« Les inégalités n’attendent pas d’apparaître le jour où l’on devient majeur.es. » : Alors que le centre-ville de Nantes était occupé par le cortège de manifestation pour la journée internationale des Droits des Femmes, il était possible de retrouver les membres d’Iki Iki, association fondée en 2019 par Maryse Boyer et Ophélia Génot, au sein des locaux de Pol’n, quartier des Olivettes, à l’occasion de leur journée baptisée ‘Pour les droits des filles et des enfants aussi ». Une particularité : cet évènement était spécifiquement destiné aux enfants.

À l’occasion de la journée du 08 mars, IKI IKI organisait sa journée des droits des filles et des enfants aussi. ©IKI IKI
Prendre conscience que les discriminations surviennent tôt
Maryse Boyer, sexothérapeute et art-thérapeute, raconte qu’il y a un réel intérêt de faire se rencontrer ces deux pratiques sur le thème de la prévention des violences sexistes et sexuelles : « On souhaitait profiter de l’opportunité que représentait la Journée des Droits des Femmes pour se reposer la question de quand commencent les discriminations, et quand doit-on entamer l’éducation sur ce sujet ? Et on se rend compte que c’est dès l’enfance […] d’autant plus qu’après étude du terrain, c’est un thème très peu abordé, spécialement chez les moins de 14 ans. »
Inscrite dans une démarche d’éducation des enfants la plus tôt possible, cet évènement répond à un besoin de travailler sur le droits des filles, pour susciter une prise de conscience collective, et l’étirer jusqu’au droits des enfants au sens plus large.
Ce projet de festival initialement proposé par les deux salariées co-fondatrices l’année dernière, s’est fait emporter par l’équipe de bénévoles pour l’édition de 2025. Une évolution quant à son succès se fait également remarquer : des ateliers plus pleins, des effectifs plus importants, malgré la forte concurrence des différentes mobilisations et actions durant cette journée du 8 mars.
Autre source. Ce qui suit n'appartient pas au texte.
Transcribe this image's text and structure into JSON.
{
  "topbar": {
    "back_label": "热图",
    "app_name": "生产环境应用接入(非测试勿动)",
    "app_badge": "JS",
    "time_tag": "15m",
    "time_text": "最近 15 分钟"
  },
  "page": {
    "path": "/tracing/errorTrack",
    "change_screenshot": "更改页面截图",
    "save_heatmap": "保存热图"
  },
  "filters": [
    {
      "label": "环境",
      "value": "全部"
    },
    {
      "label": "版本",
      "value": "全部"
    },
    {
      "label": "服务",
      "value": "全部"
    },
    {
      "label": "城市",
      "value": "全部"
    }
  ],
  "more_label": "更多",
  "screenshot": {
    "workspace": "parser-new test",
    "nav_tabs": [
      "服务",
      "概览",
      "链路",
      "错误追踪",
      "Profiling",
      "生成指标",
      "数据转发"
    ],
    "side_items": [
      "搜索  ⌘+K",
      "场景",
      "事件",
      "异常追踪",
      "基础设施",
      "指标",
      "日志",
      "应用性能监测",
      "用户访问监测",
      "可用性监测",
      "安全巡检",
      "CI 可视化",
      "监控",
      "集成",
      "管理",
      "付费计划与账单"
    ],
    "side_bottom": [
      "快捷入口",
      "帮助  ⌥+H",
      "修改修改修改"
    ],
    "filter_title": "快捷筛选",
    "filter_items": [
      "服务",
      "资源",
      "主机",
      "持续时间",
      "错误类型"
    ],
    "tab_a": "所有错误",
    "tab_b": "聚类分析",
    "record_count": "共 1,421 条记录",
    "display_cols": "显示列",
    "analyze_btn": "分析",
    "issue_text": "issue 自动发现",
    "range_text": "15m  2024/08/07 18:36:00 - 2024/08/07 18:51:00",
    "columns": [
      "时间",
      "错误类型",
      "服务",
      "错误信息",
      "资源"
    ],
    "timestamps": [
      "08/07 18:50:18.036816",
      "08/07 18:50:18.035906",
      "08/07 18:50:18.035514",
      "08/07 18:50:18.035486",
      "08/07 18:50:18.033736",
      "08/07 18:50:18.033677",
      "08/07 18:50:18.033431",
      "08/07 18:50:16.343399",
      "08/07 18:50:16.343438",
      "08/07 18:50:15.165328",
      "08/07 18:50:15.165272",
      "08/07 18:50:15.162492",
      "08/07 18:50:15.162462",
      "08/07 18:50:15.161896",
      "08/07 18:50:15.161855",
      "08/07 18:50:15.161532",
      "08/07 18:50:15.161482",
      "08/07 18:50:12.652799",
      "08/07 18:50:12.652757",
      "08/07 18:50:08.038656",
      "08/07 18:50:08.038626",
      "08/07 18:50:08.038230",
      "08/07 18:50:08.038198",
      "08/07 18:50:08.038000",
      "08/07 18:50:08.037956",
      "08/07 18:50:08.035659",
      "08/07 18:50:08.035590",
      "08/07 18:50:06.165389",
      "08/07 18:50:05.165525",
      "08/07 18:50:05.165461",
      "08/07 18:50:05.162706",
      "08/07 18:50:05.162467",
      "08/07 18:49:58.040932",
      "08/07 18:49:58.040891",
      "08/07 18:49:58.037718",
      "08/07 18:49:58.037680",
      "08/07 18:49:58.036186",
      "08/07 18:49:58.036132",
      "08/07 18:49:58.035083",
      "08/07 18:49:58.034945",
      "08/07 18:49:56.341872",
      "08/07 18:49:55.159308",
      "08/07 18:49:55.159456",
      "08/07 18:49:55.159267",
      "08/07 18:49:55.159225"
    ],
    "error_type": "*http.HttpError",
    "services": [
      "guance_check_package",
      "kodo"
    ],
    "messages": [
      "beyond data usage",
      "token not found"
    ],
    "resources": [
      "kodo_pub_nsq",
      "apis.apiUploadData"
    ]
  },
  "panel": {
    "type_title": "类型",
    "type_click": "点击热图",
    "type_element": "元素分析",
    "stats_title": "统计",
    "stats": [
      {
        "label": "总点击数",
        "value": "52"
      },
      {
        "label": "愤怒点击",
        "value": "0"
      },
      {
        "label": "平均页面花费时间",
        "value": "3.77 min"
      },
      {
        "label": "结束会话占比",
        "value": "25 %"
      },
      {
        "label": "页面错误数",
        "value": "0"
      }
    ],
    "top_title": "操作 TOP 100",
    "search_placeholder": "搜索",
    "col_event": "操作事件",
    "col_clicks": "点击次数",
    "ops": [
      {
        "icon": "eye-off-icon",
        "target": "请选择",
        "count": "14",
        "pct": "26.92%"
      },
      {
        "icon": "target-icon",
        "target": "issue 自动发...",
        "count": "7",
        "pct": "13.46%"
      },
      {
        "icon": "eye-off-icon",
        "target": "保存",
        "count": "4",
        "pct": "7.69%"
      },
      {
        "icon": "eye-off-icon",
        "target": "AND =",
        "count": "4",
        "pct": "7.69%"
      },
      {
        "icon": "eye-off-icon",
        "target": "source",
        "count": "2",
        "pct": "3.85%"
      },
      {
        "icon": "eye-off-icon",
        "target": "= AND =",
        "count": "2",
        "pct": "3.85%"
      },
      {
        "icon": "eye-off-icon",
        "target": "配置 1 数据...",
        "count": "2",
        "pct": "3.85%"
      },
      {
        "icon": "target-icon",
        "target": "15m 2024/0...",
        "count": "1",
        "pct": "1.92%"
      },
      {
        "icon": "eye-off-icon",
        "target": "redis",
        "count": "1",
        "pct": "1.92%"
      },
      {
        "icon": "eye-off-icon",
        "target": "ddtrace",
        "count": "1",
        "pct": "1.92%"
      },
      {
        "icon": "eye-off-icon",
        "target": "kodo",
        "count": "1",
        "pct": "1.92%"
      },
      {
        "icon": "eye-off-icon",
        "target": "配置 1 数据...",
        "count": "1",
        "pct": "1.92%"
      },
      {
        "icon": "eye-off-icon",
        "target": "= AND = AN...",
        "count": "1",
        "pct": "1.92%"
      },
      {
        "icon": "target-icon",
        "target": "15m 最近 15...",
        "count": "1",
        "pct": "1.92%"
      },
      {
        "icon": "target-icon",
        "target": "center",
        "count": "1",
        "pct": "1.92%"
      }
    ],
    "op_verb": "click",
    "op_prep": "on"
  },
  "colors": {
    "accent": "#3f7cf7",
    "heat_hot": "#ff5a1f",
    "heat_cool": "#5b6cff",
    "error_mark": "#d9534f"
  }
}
Plusieurs ateliers créatifs, de jeux, et de contes étaient organisés par les bénévoles d’IKI IKI, à destination des enfants présents à cette journée. ©Louise Pacaud
L’évènement était organisé en différents ateliers, organisés par tranches d’âges. Chez les 3-6 ans, l’objectif était de poser les bases des règles de sécurité sur les thèmes des émotions, de l’égalité des genres, d’adulte de confiance, etc… À partir de 6 ans jusqu’aux 9 ans, ces dernières notions sont renforcées et développées, et y est ajouté celle du consentement. Enfin, après 9 ans, une fois ces notions présumées solides, est discutée l’idée de stéréotypes et des discriminations. Globalement, l’objectif est de poser un cadre légal : « Le thème transversal de notre démarche, c’est celui des droits des enfants. Notamment le droit d’être protégé par les adultes, et donc le devoir des adultes de protéger les enfants. »
De l’amusement avant tout
Au delà de l’apprentissage, la co-fondatrice de l’association insiste sur l’importance que les ateliers proposés suscitent avant tout l’intérêt des jeunes. En plus des interventions réalisées directement en milieu scolaire, périscolaire et extrascolaire, une de leurs principales missions est de créer des outils à destination des enfants, pour qu’une fois associés à des séances préconçues et adaptées, ils puissent également être utilisés par des professionnels. Concrètement, ces outils prennent la forme de jeux de société, de contes ou d’ateliers créatifs, pensés avec un objectif principal : celle que les enfants s’amusent, afin de favoriser un meilleur intérêt au sujet abordé. Le 8 mars à Pol’n, on pouvait par exemple retrouver leur nouveau jeu « Ragnagnaaah » : un jeu de plateau inspiré du jeu de l’oie, à visée éducative sur le thème des menstruations, des moyens de contraception, et de l’anatomie.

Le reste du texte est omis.